An owl interrupted the silence of the night and began hooting eerily. Daniel glanced up at the nearest oak, aware that the bird of prey was concealed somewhere in the darkness of the old tree’s branches. He felt an unjustified sense of envy surface within him. The owl’s life must be so simple. Most likely, its main concern each night was finding enough food. Was there ever any sorrow in an owl’s life? No, probably not. So what right does it have to just hide there and mock me?
Daniel glowered at the tree. He reached down and picked up a fist-sized rock. He passed it back and forth in his hands, eying the tree as a baseball pitcher would the batter.

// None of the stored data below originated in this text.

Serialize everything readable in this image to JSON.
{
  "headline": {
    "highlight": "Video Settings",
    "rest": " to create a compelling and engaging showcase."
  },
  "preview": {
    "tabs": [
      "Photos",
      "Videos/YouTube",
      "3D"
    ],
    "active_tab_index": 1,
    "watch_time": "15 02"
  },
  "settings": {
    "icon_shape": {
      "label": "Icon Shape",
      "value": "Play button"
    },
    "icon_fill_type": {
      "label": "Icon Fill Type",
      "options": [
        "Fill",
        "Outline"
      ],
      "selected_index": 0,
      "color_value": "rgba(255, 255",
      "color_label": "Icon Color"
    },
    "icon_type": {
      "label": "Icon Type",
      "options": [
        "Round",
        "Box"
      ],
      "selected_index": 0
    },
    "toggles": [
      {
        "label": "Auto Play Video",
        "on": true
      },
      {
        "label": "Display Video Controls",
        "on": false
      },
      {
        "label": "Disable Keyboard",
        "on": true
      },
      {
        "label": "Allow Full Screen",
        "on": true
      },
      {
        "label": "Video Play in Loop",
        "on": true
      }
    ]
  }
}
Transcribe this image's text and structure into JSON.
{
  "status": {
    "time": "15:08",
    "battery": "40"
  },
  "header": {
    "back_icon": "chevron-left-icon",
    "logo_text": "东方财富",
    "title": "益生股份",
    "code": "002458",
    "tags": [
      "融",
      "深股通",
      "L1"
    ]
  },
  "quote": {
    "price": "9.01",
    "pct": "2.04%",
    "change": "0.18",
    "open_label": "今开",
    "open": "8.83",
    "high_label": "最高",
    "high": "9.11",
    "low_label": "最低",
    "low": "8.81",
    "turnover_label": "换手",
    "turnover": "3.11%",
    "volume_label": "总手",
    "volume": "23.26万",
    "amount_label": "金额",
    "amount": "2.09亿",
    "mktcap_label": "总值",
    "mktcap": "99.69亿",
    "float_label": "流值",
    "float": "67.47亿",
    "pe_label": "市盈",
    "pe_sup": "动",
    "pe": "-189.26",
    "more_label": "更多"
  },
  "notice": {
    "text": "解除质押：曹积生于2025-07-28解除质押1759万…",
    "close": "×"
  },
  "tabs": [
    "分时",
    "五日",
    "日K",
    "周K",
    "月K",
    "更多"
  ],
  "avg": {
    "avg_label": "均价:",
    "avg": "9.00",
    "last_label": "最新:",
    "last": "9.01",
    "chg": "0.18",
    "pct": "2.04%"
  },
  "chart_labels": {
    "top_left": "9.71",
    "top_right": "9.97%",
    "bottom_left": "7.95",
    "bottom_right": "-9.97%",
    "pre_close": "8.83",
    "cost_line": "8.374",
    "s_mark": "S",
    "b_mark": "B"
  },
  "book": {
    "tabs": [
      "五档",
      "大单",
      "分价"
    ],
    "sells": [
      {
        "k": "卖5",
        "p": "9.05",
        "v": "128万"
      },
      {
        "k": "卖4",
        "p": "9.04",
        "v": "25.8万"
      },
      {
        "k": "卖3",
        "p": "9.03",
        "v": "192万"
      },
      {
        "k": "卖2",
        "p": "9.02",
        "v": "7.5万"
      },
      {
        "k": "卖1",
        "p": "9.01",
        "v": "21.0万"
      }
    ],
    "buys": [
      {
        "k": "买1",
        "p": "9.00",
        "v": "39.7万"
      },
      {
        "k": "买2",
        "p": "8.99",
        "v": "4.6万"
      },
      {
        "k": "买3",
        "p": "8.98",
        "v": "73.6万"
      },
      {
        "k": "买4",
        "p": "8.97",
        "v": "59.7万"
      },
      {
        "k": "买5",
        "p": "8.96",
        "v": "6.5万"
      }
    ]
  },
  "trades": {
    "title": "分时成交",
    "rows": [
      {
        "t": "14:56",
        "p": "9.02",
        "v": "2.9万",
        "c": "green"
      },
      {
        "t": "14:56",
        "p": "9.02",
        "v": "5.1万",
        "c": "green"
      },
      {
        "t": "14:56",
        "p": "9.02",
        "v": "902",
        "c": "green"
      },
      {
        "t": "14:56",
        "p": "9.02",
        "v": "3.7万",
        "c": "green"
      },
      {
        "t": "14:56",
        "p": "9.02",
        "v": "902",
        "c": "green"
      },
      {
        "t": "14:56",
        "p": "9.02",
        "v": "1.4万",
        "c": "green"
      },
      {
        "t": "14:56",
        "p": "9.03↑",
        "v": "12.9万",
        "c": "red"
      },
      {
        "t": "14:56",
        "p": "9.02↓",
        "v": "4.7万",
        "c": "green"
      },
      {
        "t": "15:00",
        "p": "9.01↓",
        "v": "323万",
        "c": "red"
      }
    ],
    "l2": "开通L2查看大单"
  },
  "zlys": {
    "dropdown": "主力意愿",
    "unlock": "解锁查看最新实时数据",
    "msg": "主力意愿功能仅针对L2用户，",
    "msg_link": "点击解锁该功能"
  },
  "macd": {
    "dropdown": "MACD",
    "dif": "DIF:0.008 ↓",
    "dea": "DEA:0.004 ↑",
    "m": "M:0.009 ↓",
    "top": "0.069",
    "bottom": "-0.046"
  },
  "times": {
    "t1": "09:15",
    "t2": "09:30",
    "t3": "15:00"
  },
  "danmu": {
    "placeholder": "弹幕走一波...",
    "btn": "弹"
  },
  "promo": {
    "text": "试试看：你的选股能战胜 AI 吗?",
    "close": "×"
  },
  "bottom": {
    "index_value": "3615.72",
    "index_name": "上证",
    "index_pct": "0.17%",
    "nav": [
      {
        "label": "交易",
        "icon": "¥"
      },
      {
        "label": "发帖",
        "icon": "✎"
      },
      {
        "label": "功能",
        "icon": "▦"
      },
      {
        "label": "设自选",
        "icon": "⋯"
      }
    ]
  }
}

A powerful gust of wind swept over the farm. Daniel dropped the rock and pressed his body back against the house. The wind thrust open a shed door and startled a weather vane, inducing the cock to spring into action. Daniel was startled when a bright flash of light flooded the dark sky and illuminated the night for a brief moment.
He warily stepped off the porch and eyed the cloudless sky suspiciously. The wind relentlessly rattled the farm, sending massive torrents of wind at anything in its way.
And then the sky flashed again. This time, though, three words appeared, arching across the sky and extending to the limits of Daniel’s view. They were there for only a moment. Instantly, the dark sky swallowed the light and the words faded into oblivion.
Daniel staggered backwards. The wind instantaneously died away.
He blinked several times. The words were imprinted into his mind as if they had been branded on the inside of his eyelids.
HE IS WAITING.
With this simple message, all of his mounting doubts were shoved away; one clear fact swelled in his mind, crushing his fears:
Andrew was waiting.
After he had cleared his head, Daniel jogged to the road and glanced up at the sky again to ensure that no more messages had arrived. But the enormous expanse above was just as it had been before: a comparatively blank canvas of a deep grayish-violet sprinkled with stars.
Daniel looked back down. The road lay before him, inviting him to follow its lead. Beth's house was only a mile away. If he paced himself, he could easily reach her in fifteen minutes or less. His prosthetic leg might be an issue, though. Daniel lifted his metallic limb and set it down again. He hadn't exercised much since the accident and had especially avoided running.
He could take his dad's car or even a horse, but something within him wanted to run. His heart started to thump with impatience, but his brain stubbornly kept his feet glued to the ground.
Questions swirled around in his head. Is it safe? Is it too dark? Am I fit enough to do this? Then the doubt crept forward again. Am I foolish to believe that Andrew is alive? No, an ardent thought said immediately. Not at all. Andrew is alive, and you know it. He needs your help.
The owl started hooting reiteratively. That time, Daniel was certain that it had adopted a sardonic tone.
"Alright, alright!" he said, irritated, and stepped out onto the road.
He started off slowly, almost timidly. But soon he was running, and nothing except Beth's little green house farther down the road could stop him.